Why do women still earn less than men? Traditional economic theory suggests that in a perfectly functioning labor market, any difference in wages should simply reflect differences in skills or preferences for certain job characteristics - such as flexible or more regular hours.
A substantial body of recent research has shown that firms have considerable power in setting wages and are able to offer or negotiate wage premiums for identically-skilled workers (Card, 2022). This means that two identical workers can earn different wages simply because they work for different firms. In this scenario, the gender wage gap can arise through two additional channels. A between-firm component (sorting), which captures whether women work in lower-premium firms compared to equally-skilled men. And a within-firm component (pay-setting), which reflects whether men and women are paid differently within the same firm because of gender differences in bargaining power and/or unfair pay practices.

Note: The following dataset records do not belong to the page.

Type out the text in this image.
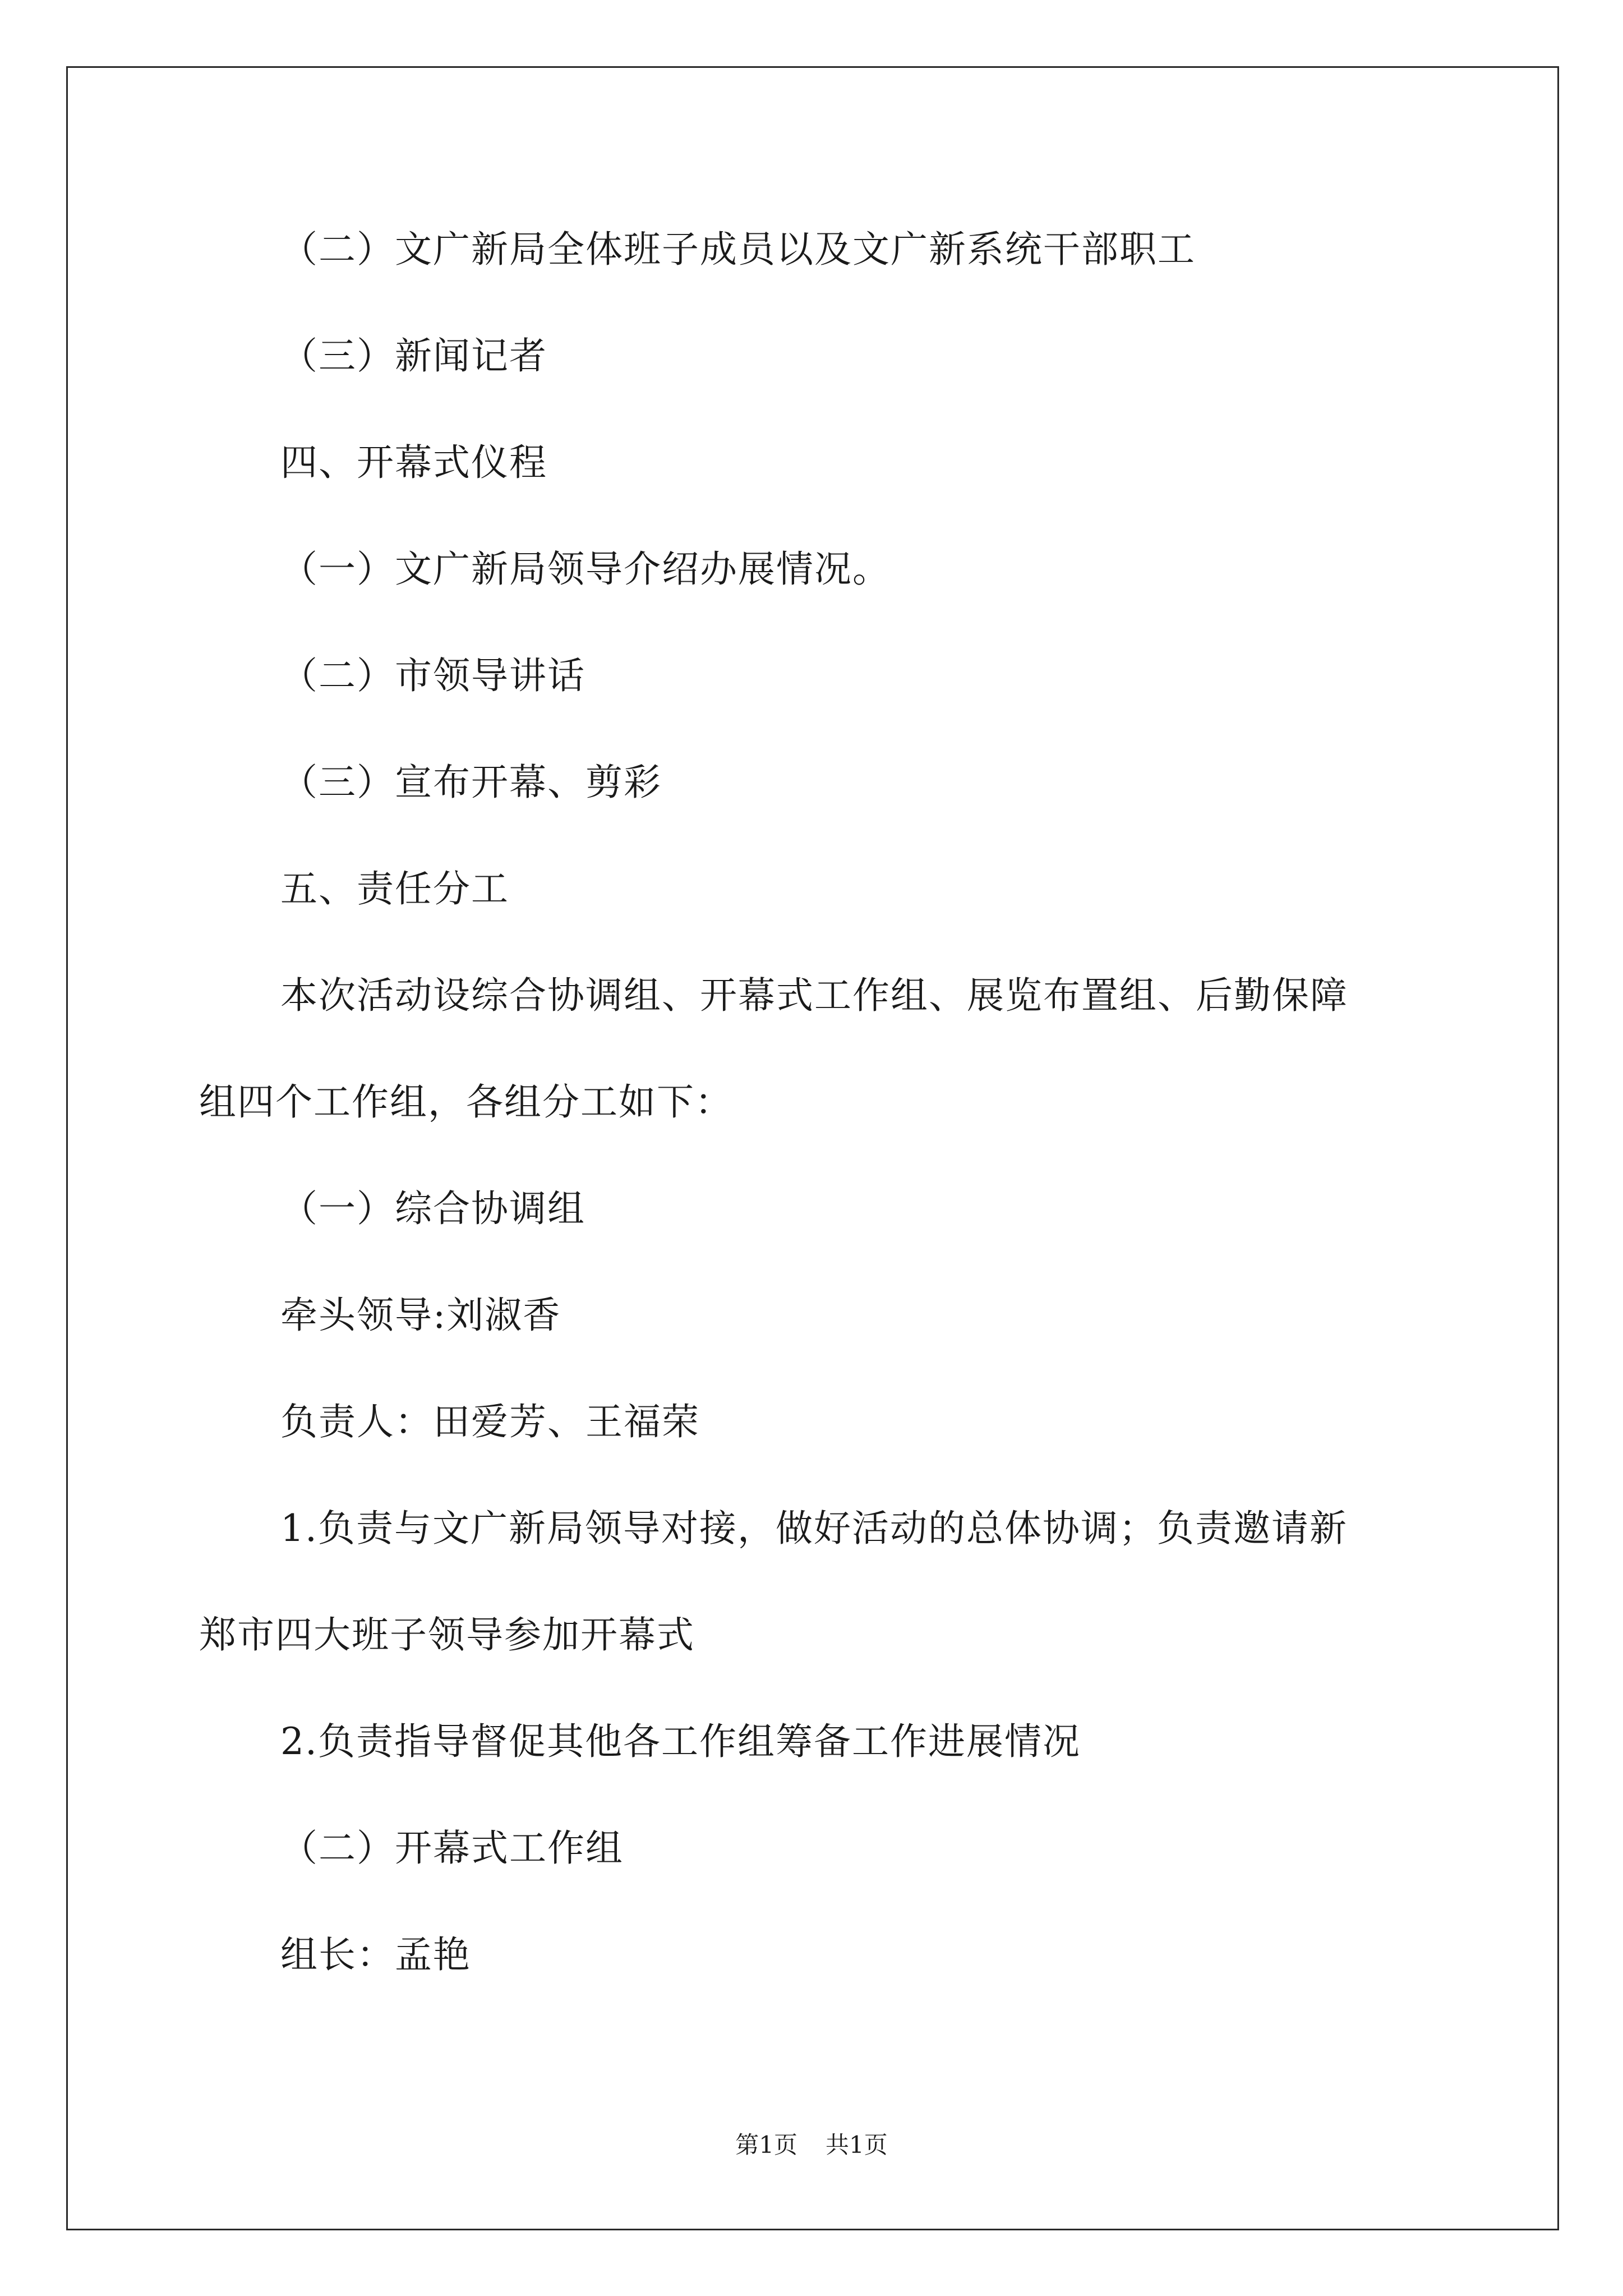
（二）文广新局全体班子成员以及文广新系统干部职工

（三）新闻记者

四、开幕式仪程

（一）文广新局领导介绍办展情况。

（二）市领导讲话

（三）宣布开幕、剪彩

五、责任分工

本次活动设综合协调组、开幕式工作组、展览布置组、后勤保障

组四个工作组，各组分工如下：

（一）综合协调组

牵头领导:刘淑香

负责人：田爱芳、王福荣

1.负责与文广新局领导对接，做好活动的总体协调；负责邀请新

郑市四大班子领导参加开幕式

2.负责指导督促其他各工作组筹备工作进展情况

（二）开幕式工作组

组长：孟艳

第1页 共1页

In this post, we present the findings of Palladino et al. (forthcoming) concerning how firm wage premiums shape the gender wage gap across the United States and 10 European countries. We also investigate the role played by the unequal sharing of firm productivity gains and the relationship between part-time work and firm pay policies.

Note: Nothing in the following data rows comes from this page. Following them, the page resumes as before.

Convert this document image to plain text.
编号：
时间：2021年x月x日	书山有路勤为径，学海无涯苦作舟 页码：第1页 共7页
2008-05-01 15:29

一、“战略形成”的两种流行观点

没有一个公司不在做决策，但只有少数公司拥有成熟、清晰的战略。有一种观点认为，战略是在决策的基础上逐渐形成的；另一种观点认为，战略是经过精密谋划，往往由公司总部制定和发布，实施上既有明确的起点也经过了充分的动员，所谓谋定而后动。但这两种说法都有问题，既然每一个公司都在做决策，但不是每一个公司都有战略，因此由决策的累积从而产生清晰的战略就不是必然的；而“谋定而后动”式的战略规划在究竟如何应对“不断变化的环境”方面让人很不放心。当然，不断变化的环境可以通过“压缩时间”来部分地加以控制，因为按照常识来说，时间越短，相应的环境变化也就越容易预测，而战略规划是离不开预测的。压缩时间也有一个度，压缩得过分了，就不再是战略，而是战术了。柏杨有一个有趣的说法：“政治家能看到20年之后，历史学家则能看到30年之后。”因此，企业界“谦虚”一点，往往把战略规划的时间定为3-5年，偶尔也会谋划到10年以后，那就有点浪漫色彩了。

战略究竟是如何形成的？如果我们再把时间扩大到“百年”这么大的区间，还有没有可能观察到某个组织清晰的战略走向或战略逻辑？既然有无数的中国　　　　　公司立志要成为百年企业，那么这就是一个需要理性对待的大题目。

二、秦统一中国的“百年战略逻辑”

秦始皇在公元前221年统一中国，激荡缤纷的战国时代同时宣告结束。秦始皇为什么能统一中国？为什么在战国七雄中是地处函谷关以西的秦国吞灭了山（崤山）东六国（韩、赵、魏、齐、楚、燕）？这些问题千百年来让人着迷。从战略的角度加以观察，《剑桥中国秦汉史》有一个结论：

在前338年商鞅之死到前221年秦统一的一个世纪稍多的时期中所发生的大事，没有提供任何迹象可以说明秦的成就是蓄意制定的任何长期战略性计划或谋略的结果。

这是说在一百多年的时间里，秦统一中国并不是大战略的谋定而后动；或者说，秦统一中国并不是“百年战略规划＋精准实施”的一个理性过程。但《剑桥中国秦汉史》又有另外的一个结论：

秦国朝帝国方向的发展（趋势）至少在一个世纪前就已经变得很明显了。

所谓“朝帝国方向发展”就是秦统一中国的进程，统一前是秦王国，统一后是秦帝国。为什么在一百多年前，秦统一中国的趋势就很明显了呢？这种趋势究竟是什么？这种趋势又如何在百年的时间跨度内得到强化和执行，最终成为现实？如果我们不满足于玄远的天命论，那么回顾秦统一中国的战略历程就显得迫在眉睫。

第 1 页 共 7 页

We use detailed employment records for each country– including information on workers' earnings and hours worked – to quantify the importance of the gender wage premium gap, i.e. the sum of sorting and pay-setting. For each country, we build matching datasets of workers and their employers, harmonize sample selection, and use econometric techniques for hard-to-measure differences between workers and firms to isolate the true impact of firm-specific premiums, following the approach of
Card et al. (2016).
Firm Wage Premiums account for about 10% to 50% of the Gender Wage Gap
The raw gender wage gap, defined as the unadjusted difference between average men's and women's hourly wages expressed in percentage terms, ranges from 9% in Sweden to 26% in Germany, with a moderate gap of 12% observed in France (y-axis on Figure 1). We note that firm-specific premiums significantly contribute to this raw gender wage gap in every country studied. In countries where this gap is wider, firms' wage premiums tend to play a greater role, as shown in Figure 1. However, the relationship varies between countries: differences in firm premiums account for about half of the raw gender wage gap in the United States, while their impact is generally smaller in European countries.